Go to Animal Minimalis and save the Animal Minimalis to your robots folder in a text file named Animal Minimalis.txt. All bots are run from text files. Remember this page since the Basic Bot Tutorial is a good next step to take.
Once this is done go to file > new simulation. This opens the simulations settings which will allow you to create a new simulation or change the settings in a simulation that is already running. Go to the species tab click add species and add Alga Minimalis and Animal minimalis. Alga Minimalis is a vegetable and will provide the food for your Animal Minimalis. Click Animal Minimalis in the loaded species box and change its colour to red. Click the Alga Minimalis (Alga Minimalis v2 for2.46 and later) then set its colour to green and click the Repopulate/Autotroph box to the right of the screen.
click the physics and costs tab and select solid, click the menu to its right and select metal.

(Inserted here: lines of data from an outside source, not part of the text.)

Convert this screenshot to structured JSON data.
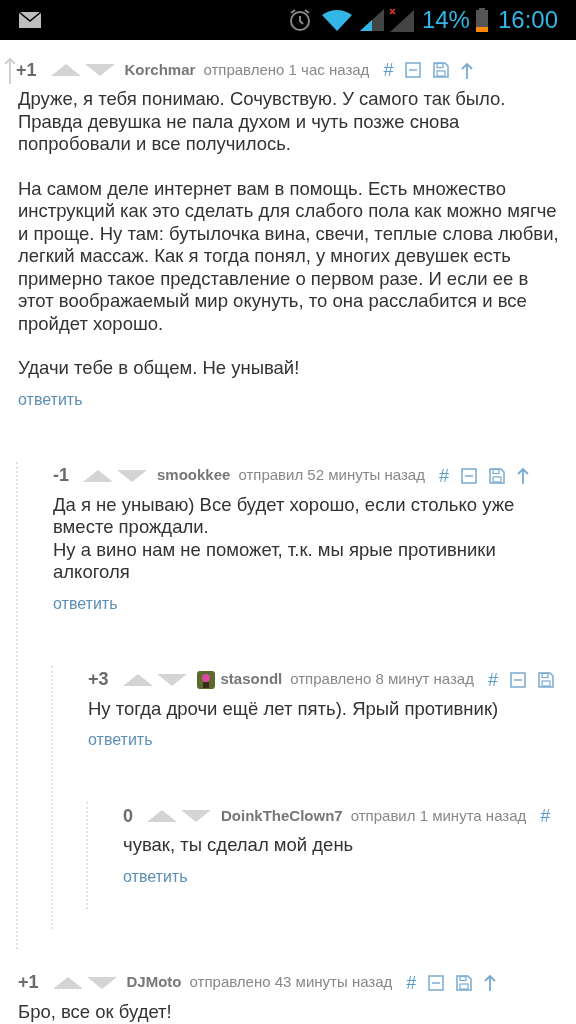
{
  "status_bar": {
    "battery": "14%",
    "time": "16:00"
  },
  "comments": [
    {
      "score": "+1",
      "parent_arrow": true,
      "avatar": false,
      "user": "Korchmar",
      "verb": "отправлено",
      "time": "1 час назад",
      "actions": [
        {
          "kind": "link",
          "text": "#"
        },
        {
          "kind": "collapse"
        },
        {
          "kind": "save"
        },
        {
          "kind": "up"
        }
      ],
      "blank_lines": true,
      "paragraphs": [
        "Друже, я тебя понимаю. Сочувствую. У самого так было. Правда девушка не пала духом и чуть позже снова попробовали и все получилось.",
        "На самом деле интернет вам в помощь. Есть множество инструкций как это сделать для слабого пола как можно мягче и проще. Ну там: бутылочка вина, свечи, теплые слова любви, легкий массаж. Как я тогда понял, у многих девушек есть примерно такое представление о первом разе. И если ее в этот воображаемый мир окунуть, то она расслабится и все пройдет хорошо.",
        "Удачи тебе в общем. Не унывай!"
      ],
      "reply": "ответить",
      "children": [
        {
          "score": "-1",
          "parent_arrow": false,
          "avatar": false,
          "user": "smookkee",
          "verb": "отправил",
          "time": "52 минуты назад",
          "actions": [
            {
              "kind": "link",
              "text": "#"
            },
            {
              "kind": "collapse"
            },
            {
              "kind": "save"
            },
            {
              "kind": "up"
            }
          ],
          "blank_lines": false,
          "paragraphs": [
            "Да я не унываю) Все будет хорошо, если столько уже вместе прождали.",
            "Ну а вино нам не поможет, т.к. мы ярые противники алкоголя"
          ],
          "reply": "ответить",
          "children": [
            {
              "score": "+3",
              "parent_arrow": false,
              "avatar": true,
              "user": "stasondl",
              "verb": "отправлено",
              "time": "8 минут назад",
              "actions": [
                {
                  "kind": "link",
                  "text": "#"
                },
                {
                  "kind": "collapse"
                },
                {
                  "kind": "save"
                }
              ],
              "paragraphs": [
                "Ну тогда дрочи ещё лет пять). Ярый противник)"
              ],
              "reply": "ответить",
              "children": [
                {
                  "score": "0",
                  "parent_arrow": false,
                  "avatar": false,
                  "user": "DoinkTheClown7",
                  "verb": "отправил",
                  "time": "1 минута назад",
                  "actions": [
                    {
                      "kind": "link",
                      "text": "#"
                    }
                  ],
                  "paragraphs": [
                    "чувак, ты сделал мой день"
                  ],
                  "reply": "ответить"
                }
              ]
            }
          ]
        }
      ]
    },
    {
      "score": "+1",
      "parent_arrow": false,
      "avatar": false,
      "user": "DJMoto",
      "verb": "отправлено",
      "time": "43 минуты назад",
      "actions": [
        {
          "kind": "link",
          "text": "#"
        },
        {
          "kind": "collapse"
        },
        {
          "kind": "save"
        },
        {
          "kind": "up"
        }
      ],
      "paragraphs": [
        "Бро, все ок будет!"
      ]
    }
  ]
}
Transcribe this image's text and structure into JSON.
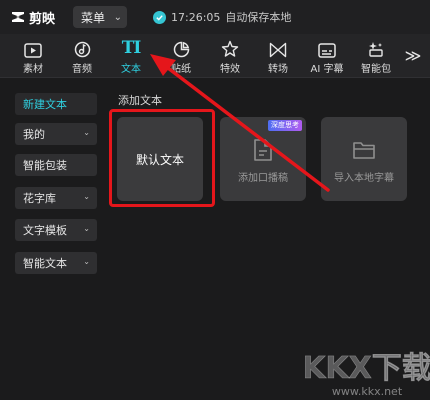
{
  "app": {
    "name": "剪映"
  },
  "titlebar": {
    "menu_label": "菜单",
    "save_time": "17:26:05",
    "save_text": "自动保存本地"
  },
  "toolbar": {
    "tools": [
      {
        "label": "素材",
        "icon": "media-icon"
      },
      {
        "label": "音频",
        "icon": "audio-icon"
      },
      {
        "label": "文本",
        "icon": "text-icon",
        "glyph": "TI",
        "active": true
      },
      {
        "label": "贴纸",
        "icon": "sticker-icon"
      },
      {
        "label": "特效",
        "icon": "effects-icon"
      },
      {
        "label": "转场",
        "icon": "transition-icon"
      },
      {
        "label": "AI 字幕",
        "icon": "ai-subtitle-icon"
      },
      {
        "label": "智能包",
        "icon": "smart-package-icon"
      }
    ],
    "more": "≫"
  },
  "sidebar": {
    "items": [
      {
        "label": "新建文本",
        "active": true
      },
      {
        "label": "我的",
        "dropdown": true
      },
      {
        "label": "智能包装"
      },
      {
        "label": "花字库",
        "dropdown": true
      },
      {
        "label": "文字模板",
        "dropdown": true
      },
      {
        "label": "智能文本",
        "dropdown": true
      }
    ]
  },
  "main": {
    "section_title": "添加文本",
    "cards": [
      {
        "label": "默认文本"
      },
      {
        "label": "添加口播稿",
        "badge": "深度思考",
        "icon": "script-doc-icon"
      },
      {
        "label": "导入本地字幕",
        "icon": "folder-icon"
      }
    ]
  },
  "watermark": {
    "text": "KKX下载",
    "url": "www.kkx.net"
  },
  "colors": {
    "accent": "#2fd0e0",
    "highlight": "#e5161b",
    "background": "#1b1b1c"
  }
}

Look to the right and click custom simulation costs. Set cost multiplier to 1 and age cost to 8. Now click start new and you will see the bots come to life.
You should see a bunch of green and red bots running around and firing little dots at the green ones. To speed up the simulation look along the top of the screen and search for an icon that appears to be a graph. Select the arrow next to it and choose the population and average mutations graphs. These graphs allow you to see changes in the bots easier. Now look towards the left of the screen for an icon that looks like a computer monitor click this and you will notice that there is a message that says video output is enabled. This will increase the speed of the simulation, to reactivate video output click it a second time.
As Emeril would say, let's kick it up a notch.

Running Something Worth Running
Find a bot called Ymir. You probably don't have him on your computer, so you have to download him from either the forum bestiary.
Download that to your */darwinbotsII/robots/ folder. Or just open notepad, copy and paste, and save to */darwinbotsII/robots/ Darwinbots is by default installed to your C:/program files/darwinbotsII folder, but you may have specified a different directory when you installed the program. I know I did!
Do you have Ymir now? Let's load him into the program. Go back to Darwinbots and hit file -> new simulation.
Now click on the button called 'new species'. You now enter a file-selection-window. Go to the directory where you saved Ymir. Select Ymir.txt and double-click it. You now re-enter the simulation window with 3 species: the plant (green), the Martian Tank 3 (yellow), and Ymir (some random color). By default, Ymir gets assigned 3000 energy and 5 bots to begin with.
What colour's Ymir? Probably nothing nice, as he got a random colour after you added him. click on the list underneath Ymir's picture, and select a nice colour. I like to pick custom, and choose 100% red. Like the blood of the fallen that Ymir squashes under his feet.
Now, let's hit 'start new'. You see? Ymir's cool! Much more exciting.
You should now have the knowledge necessary to play around with bots you find in the Bestiary. Explore at your leisure.

Some Screenshots
Picture
 This is from the Darwinbots program. 

One unique feature of Darwinbots is the "Genes Activation" pop-up, which shows which genes in which
bot are being used by the virtual creature. Clicking the "bot" also shows the "eyes", the blue triangles. They return where and how close something is.

The darwinbots DNA is a stack language with reverse-polish notation, structured as follows:

     cond
     start
     stop

     else 
     stop

Between cond and start are the requirements for the gene to activate,
 
Between start-stop is the gene. 

Else activates when the corresponding condition is false.  It is not mandatory. 
Picture
Here you can see another cool feature of Darwinbots- the single robot's data (species name, energy, age, offspring, mutations number, and so on), his complete DNA (a program written in a simple interpreted language), a console to debug it easily -just in case you want to program your own.
Picture
 Another feature of Darwinbots (or DB) is the ability to pull u graphs, showing everything from populations to species diversity.